The FTC’s case, filed in December, alleges that the social media giant maintains an illegal monopoly and calls for its purchases of Instagram and WhatsApp to be rolled back.
In Facebook’s response to the lawsuit, the company argues that the regulatory agency failed to establish a relevant market for its antitrust claims and reiterates its argument that the FTC approved deals to buy Instagram and WhatsApp at the time.
Facebook also claims that the FTC lacks the statutory authority to challenge past conduct.
The lawsuit from 46 states as well as Washington, D.C., and Guam alleges that in addition to acquiring potential rivals, Facebook has stifled innovation by blocking competitors from using its platform services.
Facebook argues that the state attorneys general lack authority to bring this case and claim they waited too long to challenge the Instagram and WhatsApp acquisitions.

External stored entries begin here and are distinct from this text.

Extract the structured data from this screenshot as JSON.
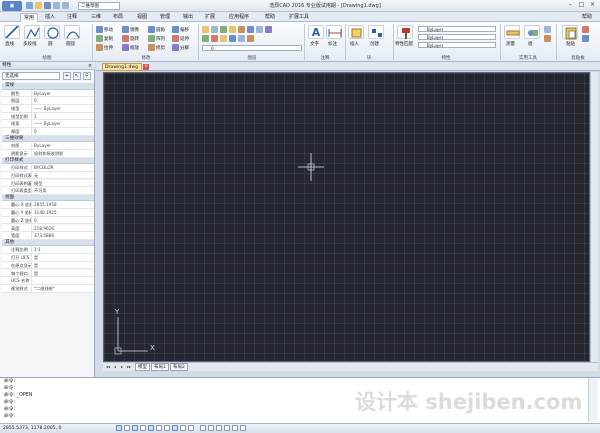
{
  "app": {
    "title": "浩辰CAD 2016 专业版试用期 - [Drawing1.dwg]",
    "menu_button": ""
  },
  "quick_access": {
    "workspace": "二维草图"
  },
  "window_controls": {
    "minimize": "–",
    "maximize": "□",
    "close": "×"
  },
  "ribbon": {
    "tabs": [
      "常用",
      "插入",
      "注释",
      "三维",
      "布局",
      "视图",
      "管理",
      "输出",
      "扩展",
      "应用程序",
      "帮助",
      "扩展工具"
    ],
    "active_tab": "常用",
    "help_label": "帮助",
    "groups": {
      "draw": {
        "label": "绘图",
        "big": [
          "直线",
          "多段线",
          "圆",
          "圆弧"
        ]
      },
      "modify": {
        "label": "修改",
        "items": [
          "移动",
          "复制",
          "拉伸",
          "镜像",
          "旋转",
          "缩放",
          "圆角",
          "阵列",
          "修剪",
          "偏移",
          "延伸",
          "分解"
        ]
      },
      "layers": {
        "label": "图层",
        "combo": "0"
      },
      "annotation": {
        "label": "注释",
        "big": [
          "文字",
          "标注"
        ]
      },
      "block": {
        "label": "块",
        "big": [
          "插入",
          "创建"
        ]
      },
      "properties": {
        "label": "特性",
        "combos": [
          "ByLayer",
          "ByLayer",
          "ByLayer"
        ],
        "big": "特性匹配"
      },
      "utilities": {
        "label": "实用工具",
        "big": [
          "测量",
          "组"
        ]
      },
      "clipboard": {
        "label": "剪贴板",
        "big": [
          "粘贴"
        ]
      }
    }
  },
  "properties_panel": {
    "title": "特性",
    "close": "×",
    "selection": "无选择",
    "sections": [
      {
        "name": "常规",
        "rows": [
          [
            "颜色",
            "ByLayer"
          ],
          [
            "图层",
            "0"
          ],
          [
            "线型",
            "—— ByLayer"
          ],
          [
            "线型比例",
            "1"
          ],
          [
            "线宽",
            "—— ByLayer"
          ],
          [
            "厚度",
            "0"
          ]
        ]
      },
      {
        "name": "三维效果",
        "rows": [
          [
            "材质",
            "ByLayer"
          ],
          [
            "阴影显示",
            "投射和接收阴影"
          ]
        ]
      },
      {
        "name": "打印样式",
        "rows": [
          [
            "打印样式",
            "BYCOLOR"
          ],
          [
            "打印样式表",
            "无"
          ],
          [
            "打印表附着到",
            "模型"
          ],
          [
            "打印表类型",
            "不可用"
          ]
        ]
      },
      {
        "name": "视图",
        "rows": [
          [
            "圆心 X 坐标",
            "2855.1958"
          ],
          [
            "圆心 Y 坐标",
            "1140.1925"
          ],
          [
            "圆心 Z 坐标",
            "0"
          ],
          [
            "高度",
            "218.9626"
          ],
          [
            "宽度",
            "373.5886"
          ]
        ]
      },
      {
        "name": "其他",
        "rows": [
          [
            "注释比例",
            "1:1"
          ],
          [
            "打开 UCS ...",
            "是"
          ],
          [
            "在原点显示...",
            "是"
          ],
          [
            "每个视口...",
            "是"
          ],
          [
            "UCS 名称",
            ""
          ],
          [
            "视觉样式",
            "*二维线框*"
          ]
        ]
      }
    ]
  },
  "document": {
    "tab": "Drawing1.dwg",
    "close": "×"
  },
  "layout_tabs": {
    "nav": [
      "◂◂",
      "◂",
      "▸",
      "▸▸"
    ],
    "tabs": [
      "模型",
      "布局1",
      "布局2"
    ],
    "active": "模型"
  },
  "ucs_icon": {
    "x_label": "X",
    "y_label": "Y"
  },
  "command_lines": [
    "命令:",
    "命令:",
    "命令: _OPEN",
    "命令:",
    "命令:",
    "命令:"
  ],
  "status": {
    "coords": "2855.5373, 1178.2005, 0"
  },
  "colors": {
    "canvas_bg": "#24272f",
    "accent": "#5a84c4",
    "doc_tab": "#fbe3a7"
  },
  "watermark": "设计本 shejiben.com"
}
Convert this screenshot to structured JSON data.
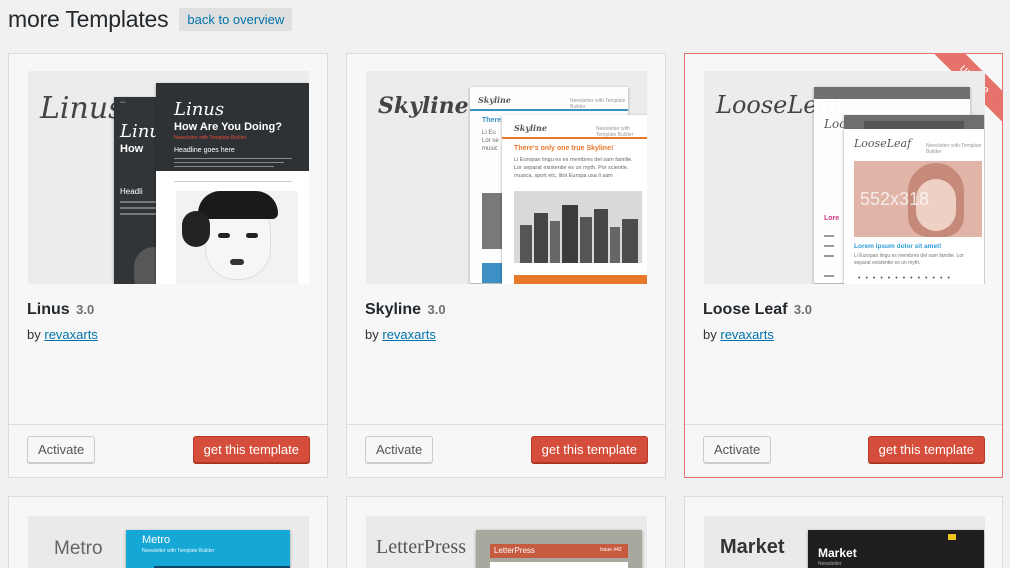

The social media platform also argues in its motion to dismiss that the states failed to develop a plausible claim that the two services it acquired would necessarily have become rivals.
New York Attorney General Letitia James (D), who led the states' case, said that Facebook is "wrong on the law."
"We are confident in our case, which is why almost every state in this nation has joined our bipartisan lawsuit to end Facebook’s illegal conduct," she said in a statement. "We will continue to stand up for the millions of consumers and many small businesses that have been harmed by Facebook’s unlawful behavior.”
Clearing the bar needed for a case to be dismissed will be a tall order for Facebook. It would likely have to prove that even if the plaintiffs' points about how Facebook operates in the market are true, they still do not establish a legally valid argument.
--Updated at 3:10 p.m.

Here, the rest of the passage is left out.